Nick: No, I think if the Cowboys think he's a player who can develop into a space-eating, disruptive tackle, then I would do it. I think his upside is worth taking a look at, especially at No. 14. I wouldn't be afraid to take him.
Josh: Not at all. I think he's such a rare combination of size and athleticism that he's bound to have at least a good career, with a monstrous upside. People that big and explosive don't go backwards, and for most 3-4 teams, that's the main requirement of the nose tackle. People say he's a high-risk, high-reward kind of pick, but I don't think there's much risk at all. And the reward could be incredible. Imagine a bigger, stronger Jay Ratliff.
A. BROWN MONUMENT, CO: Following the bounty scandal in New Orleans, is it time for the NFL to stop reporting injuries?
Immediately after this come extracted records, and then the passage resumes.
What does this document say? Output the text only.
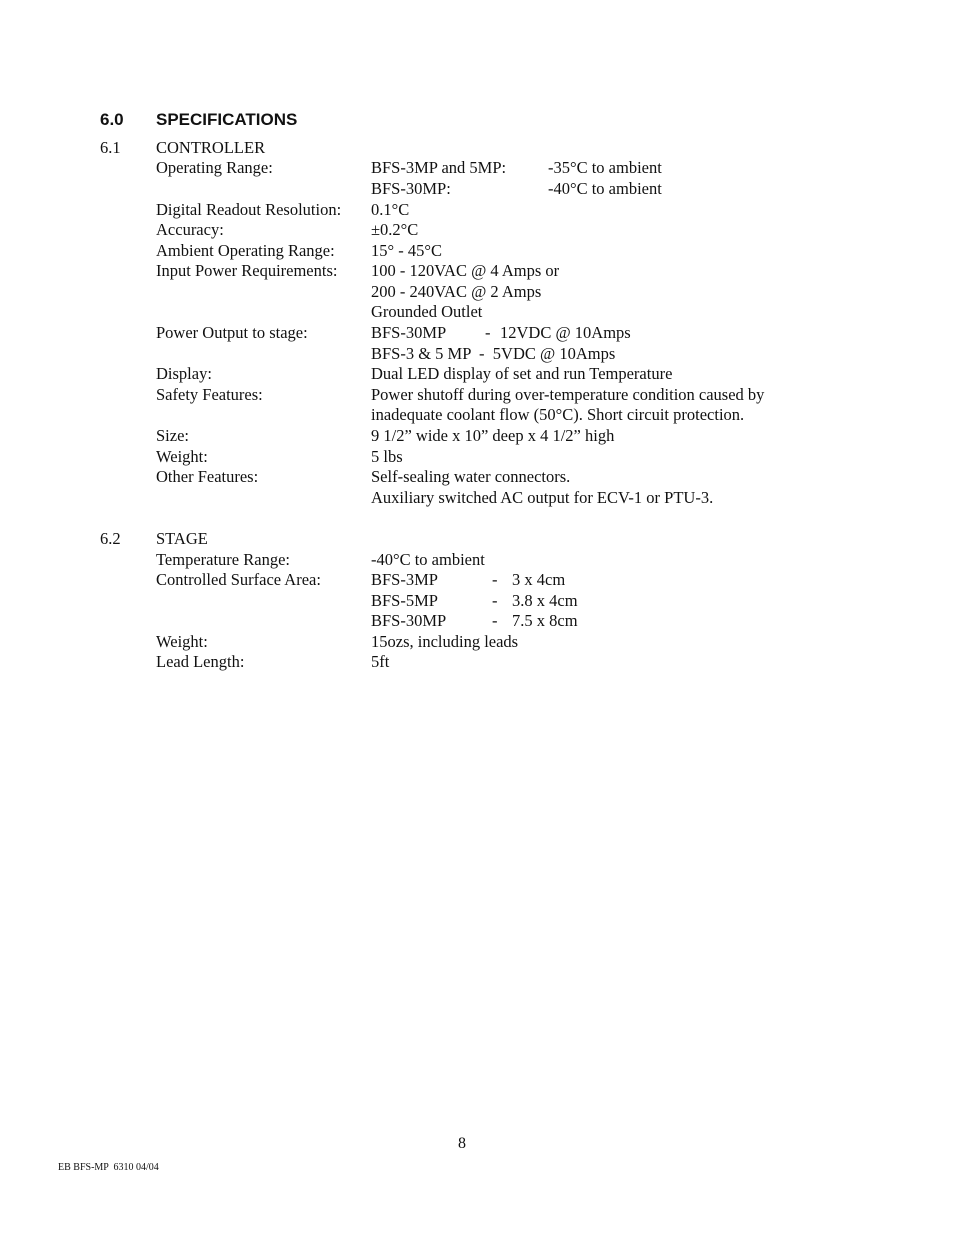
6.0 SPECIFICATIONS
6.1 CONTROLLER
Operating Range:	BFS-3MP and 5MP:	-35°C to ambient
BFS-30MP:	-40°C to ambient
Digital Readout Resolution: 0.1°C
Accuracy:	±0.2°C
Ambient Operating Range: 15° - 45°C
Input Power Requirements: 100 - 120VAC @ 4 Amps or
200 - 240VAC @ 2 Amps
Grounded Outlet
Power Output to stage:	BFS-30MP - 12VDC @ 10Amps
BFS-3 & 5 MP  -  5VDC @ 10Amps
Display:	Dual LED display of set and run Temperature
Safety Features:	Power shutoff during over-temperature condition caused by
inadequate coolant flow (50°C). Short circuit protection.
Size:	9 1/2” wide x 10” deep x 4 1/2” high
Weight:	5 lbs
Other Features:	Self-sealing water connectors.
Auxiliary switched AC output for ECV-1 or PTU-3.
6.2 STAGE
Temperature Range:	-40°C to ambient
Controlled Surface Area:	BFS-3MP	- 3 x 4cm
BFS-5MP	- 3.8 x 4cm
BFS-30MP	- 7.5 x 8cm
Weight:	15ozs, including leads
Lead Length:	5ft
8
EB BFS-MP  6310 04/04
Nick:No, I don't think you'll see that. Don't forget how important fantasy football is to the league. Whether the NFL admits it or not, announcing injuries is huge for that aspect. I think announcing injuries, whether it's before the game or during the week is separate to what happened in New Orleans. I understand that pinpointing injuries happened there and has happened for a while. It probably won't stop. What the NFL did was to drop the hammer on the Saints and let every team know how serious this is. But I don't see the list going away.
Josh: In hockey they've stopped pinpointing the injuries, just labeling things as upper body injuries or lower body injuries. That's all well and good, but anybody watching the games can tell what part of a player's body has been injured. I think the punishment for this bounty scandal will be a much more effective deterrent than trying to hide the injuries.